These sensuous balls have their own day. It was on Friday, the third day of the third month of the lunar year. As is typical of food traditions in the capital, everyone who's anyone tries their hand at making or selling whatever the delicacy is. The currency on the streets of the old quarter on Friday was shiny, white and spherical. By day's end, I suspect that every Hanoian, at some stage, had had one or more of these balls rolling around on their tongue.
In a tradition that dates back to an ancient king, banh troi tau are made and bought to place on altars as offerings to ancestors and various deities. The locals fire up a few incense sticks, say a little prayer, proffer a little bow and the ceremony's complete. When the incense is a pile of powder on the floor, signifying that the ancestors have had their fill, frenzied consumption by mortals follows. I used to think that food laid on for the dearly departed went to waste. Not so!

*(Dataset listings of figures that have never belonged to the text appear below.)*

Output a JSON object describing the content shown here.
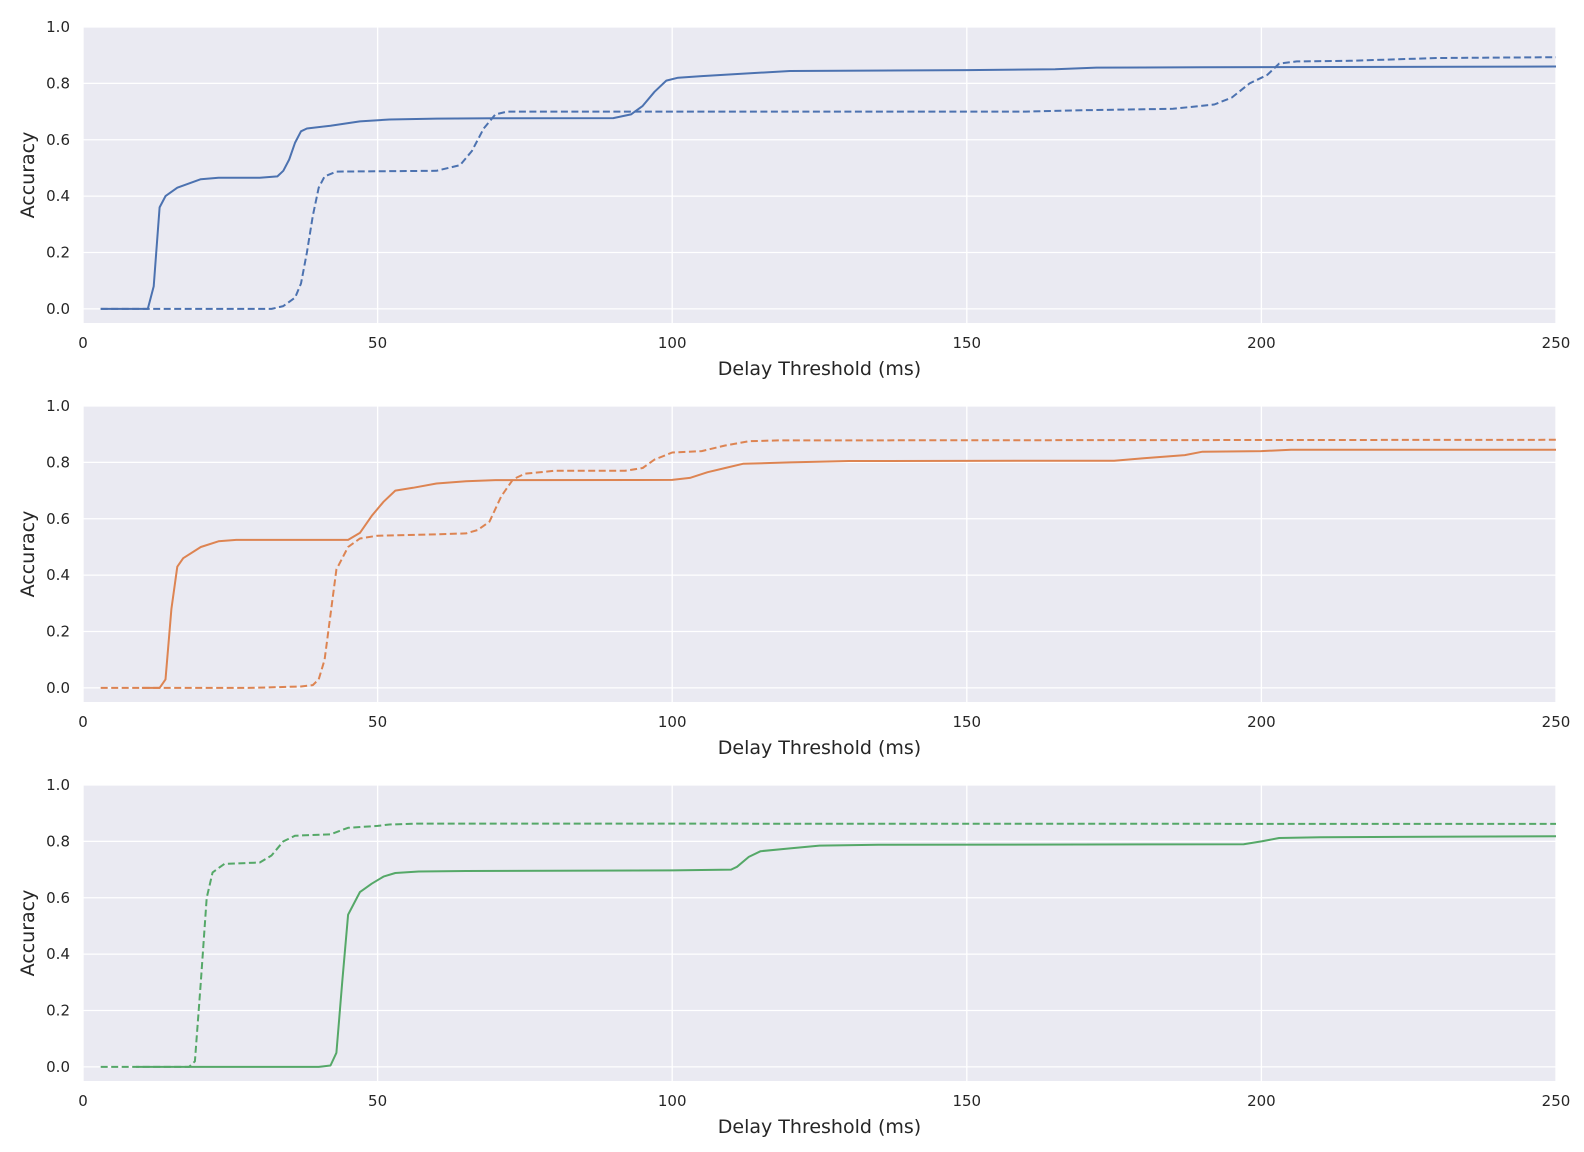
{
  "chart_data": [
    {
      "type": "line",
      "xlabel": "Delay Threshold (ms)",
      "ylabel": "Accuracy",
      "xlim": [
        0,
        250
      ],
      "ylim": [
        -0.05,
        1.0
      ],
      "xticks": [
        "0",
        "50",
        "100",
        "150",
        "200",
        "250"
      ],
      "yticks": [
        "0.0",
        "0.2",
        "0.4",
        "0.6",
        "0.8",
        "1.0"
      ],
      "grid": true,
      "series": [
        {
          "style": "solid",
          "color": "#4c72b0",
          "points": [
            [
              3,
              0
            ],
            [
              11,
              0
            ],
            [
              12,
              0.08
            ],
            [
              13,
              0.36
            ],
            [
              14,
              0.4
            ],
            [
              16,
              0.43
            ],
            [
              20,
              0.46
            ],
            [
              23,
              0.465
            ],
            [
              30,
              0.465
            ],
            [
              33,
              0.47
            ],
            [
              34,
              0.49
            ],
            [
              35,
              0.53
            ],
            [
              36,
              0.59
            ],
            [
              37,
              0.63
            ],
            [
              38,
              0.64
            ],
            [
              42,
              0.65
            ],
            [
              47,
              0.665
            ],
            [
              52,
              0.672
            ],
            [
              60,
              0.675
            ],
            [
              70,
              0.676
            ],
            [
              90,
              0.677
            ],
            [
              93,
              0.69
            ],
            [
              95,
              0.72
            ],
            [
              97,
              0.77
            ],
            [
              99,
              0.81
            ],
            [
              101,
              0.82
            ],
            [
              105,
              0.826
            ],
            [
              110,
              0.832
            ],
            [
              120,
              0.844
            ],
            [
              150,
              0.847
            ],
            [
              165,
              0.85
            ],
            [
              172,
              0.856
            ],
            [
              190,
              0.857
            ],
            [
              250,
              0.86
            ]
          ]
        },
        {
          "style": "dashed",
          "color": "#4c72b0",
          "points": [
            [
              3,
              0
            ],
            [
              32,
              0
            ],
            [
              34,
              0.01
            ],
            [
              36,
              0.04
            ],
            [
              37,
              0.09
            ],
            [
              38,
              0.2
            ],
            [
              39,
              0.33
            ],
            [
              40,
              0.43
            ],
            [
              41,
              0.47
            ],
            [
              43,
              0.487
            ],
            [
              60,
              0.49
            ],
            [
              64,
              0.51
            ],
            [
              66,
              0.56
            ],
            [
              68,
              0.64
            ],
            [
              70,
              0.69
            ],
            [
              72,
              0.7
            ],
            [
              100,
              0.7
            ],
            [
              160,
              0.7
            ],
            [
              170,
              0.705
            ],
            [
              185,
              0.71
            ],
            [
              192,
              0.725
            ],
            [
              195,
              0.75
            ],
            [
              198,
              0.8
            ],
            [
              201,
              0.83
            ],
            [
              203,
              0.87
            ],
            [
              206,
              0.878
            ],
            [
              215,
              0.88
            ],
            [
              230,
              0.89
            ],
            [
              250,
              0.893
            ]
          ]
        }
      ]
    },
    {
      "type": "line",
      "xlabel": "Delay Threshold (ms)",
      "ylabel": "Accuracy",
      "xlim": [
        0,
        250
      ],
      "ylim": [
        -0.05,
        1.0
      ],
      "xticks": [
        "0",
        "50",
        "100",
        "150",
        "200",
        "250"
      ],
      "yticks": [
        "0.0",
        "0.2",
        "0.4",
        "0.6",
        "0.8",
        "1.0"
      ],
      "grid": true,
      "series": [
        {
          "style": "solid",
          "color": "#dd8452",
          "points": [
            [
              10,
              0
            ],
            [
              13,
              0
            ],
            [
              14,
              0.03
            ],
            [
              15,
              0.28
            ],
            [
              16,
              0.43
            ],
            [
              17,
              0.46
            ],
            [
              20,
              0.5
            ],
            [
              23,
              0.52
            ],
            [
              26,
              0.525
            ],
            [
              45,
              0.525
            ],
            [
              47,
              0.55
            ],
            [
              49,
              0.61
            ],
            [
              51,
              0.66
            ],
            [
              53,
              0.7
            ],
            [
              56,
              0.71
            ],
            [
              60,
              0.725
            ],
            [
              65,
              0.733
            ],
            [
              70,
              0.737
            ],
            [
              100,
              0.738
            ],
            [
              103,
              0.745
            ],
            [
              106,
              0.765
            ],
            [
              109,
              0.78
            ],
            [
              112,
              0.795
            ],
            [
              120,
              0.8
            ],
            [
              130,
              0.805
            ],
            [
              175,
              0.806
            ],
            [
              180,
              0.815
            ],
            [
              187,
              0.826
            ],
            [
              190,
              0.838
            ],
            [
              200,
              0.84
            ],
            [
              205,
              0.845
            ],
            [
              250,
              0.845
            ]
          ]
        },
        {
          "style": "dashed",
          "color": "#dd8452",
          "points": [
            [
              3,
              0
            ],
            [
              28,
              0
            ],
            [
              37,
              0.005
            ],
            [
              39,
              0.01
            ],
            [
              40,
              0.03
            ],
            [
              41,
              0.1
            ],
            [
              42,
              0.26
            ],
            [
              43,
              0.42
            ],
            [
              45,
              0.5
            ],
            [
              47,
              0.53
            ],
            [
              50,
              0.54
            ],
            [
              60,
              0.545
            ],
            [
              65,
              0.548
            ],
            [
              67,
              0.56
            ],
            [
              69,
              0.59
            ],
            [
              71,
              0.68
            ],
            [
              73,
              0.74
            ],
            [
              75,
              0.76
            ],
            [
              80,
              0.77
            ],
            [
              92,
              0.77
            ],
            [
              95,
              0.78
            ],
            [
              97,
              0.81
            ],
            [
              100,
              0.835
            ],
            [
              105,
              0.84
            ],
            [
              109,
              0.86
            ],
            [
              113,
              0.875
            ],
            [
              118,
              0.878
            ],
            [
              250,
              0.88
            ]
          ]
        }
      ]
    },
    {
      "type": "line",
      "xlabel": "Delay Threshold (ms)",
      "ylabel": "Accuracy",
      "xlim": [
        0,
        250
      ],
      "ylim": [
        -0.05,
        1.0
      ],
      "xticks": [
        "0",
        "50",
        "100",
        "150",
        "200",
        "250"
      ],
      "yticks": [
        "0.0",
        "0.2",
        "0.4",
        "0.6",
        "0.8",
        "1.0"
      ],
      "grid": true,
      "series": [
        {
          "style": "solid",
          "color": "#55a868",
          "points": [
            [
              9,
              0
            ],
            [
              40,
              0
            ],
            [
              42,
              0.005
            ],
            [
              43,
              0.05
            ],
            [
              44,
              0.3
            ],
            [
              45,
              0.54
            ],
            [
              46,
              0.58
            ],
            [
              47,
              0.62
            ],
            [
              49,
              0.65
            ],
            [
              51,
              0.675
            ],
            [
              53,
              0.688
            ],
            [
              57,
              0.693
            ],
            [
              65,
              0.695
            ],
            [
              100,
              0.697
            ],
            [
              110,
              0.7
            ],
            [
              111,
              0.71
            ],
            [
              113,
              0.745
            ],
            [
              115,
              0.765
            ],
            [
              120,
              0.775
            ],
            [
              125,
              0.785
            ],
            [
              135,
              0.788
            ],
            [
              197,
              0.79
            ],
            [
              200,
              0.8
            ],
            [
              203,
              0.812
            ],
            [
              210,
              0.815
            ],
            [
              250,
              0.818
            ]
          ]
        },
        {
          "style": "dashed",
          "color": "#55a868",
          "points": [
            [
              3,
              0
            ],
            [
              18,
              0
            ],
            [
              19,
              0.02
            ],
            [
              20,
              0.3
            ],
            [
              21,
              0.6
            ],
            [
              22,
              0.69
            ],
            [
              24,
              0.72
            ],
            [
              30,
              0.725
            ],
            [
              32,
              0.75
            ],
            [
              34,
              0.8
            ],
            [
              36,
              0.82
            ],
            [
              42,
              0.825
            ],
            [
              45,
              0.848
            ],
            [
              50,
              0.855
            ],
            [
              52,
              0.86
            ],
            [
              57,
              0.863
            ],
            [
              250,
              0.862
            ]
          ]
        }
      ]
    }
  ]
}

However, as I skirted around the old quarter checking for ball action after an early lunch, it was evident that there were enough for every human, animal and insect ever to have graced the streets of Hanoi. Although banh troi tau are available throughout the year from a range of vendors, on Friday the ball purveyers had multiplied. Shops and sellers who normally flogged noodles or vegetables were selling the balls themselves or the ingredients to make them. It seemed that everyone was trying to get a cut of banh troi tau profit.
A lime white rice flour dough was being sold by the kilo, sugar syrup in plastic containers or BYO bowls and unrefined brown sugar cubes and sesame seeds by the handful. Getting the consistency of the dough right might prove problematic but the rest of the process is *ahem* a piece of cake. Flatten a small dollop of dough in the palm of the hand, place sugur cube on, wrap and roll to form a ball. Repeat until there is enough for the ancestors, gods and all living family members, drop into a pot of boiling water and retrieve with a slotted spoon when they come up for air. Put on plate, prettify with sesame seeds, prong with cake fork and deposit in eating hole.
Other ingredients to be found in these orbs include sesame paste, black sesame seeds, shredded coconut, ginger and green bean, all with sugar and all very sexy.
A serve of 15 balls on a plate will set you back a whopping 3000VND (USD18c, AUD26c). I had my balls in Thanh Ha street, around the back of the Dong Xuan market.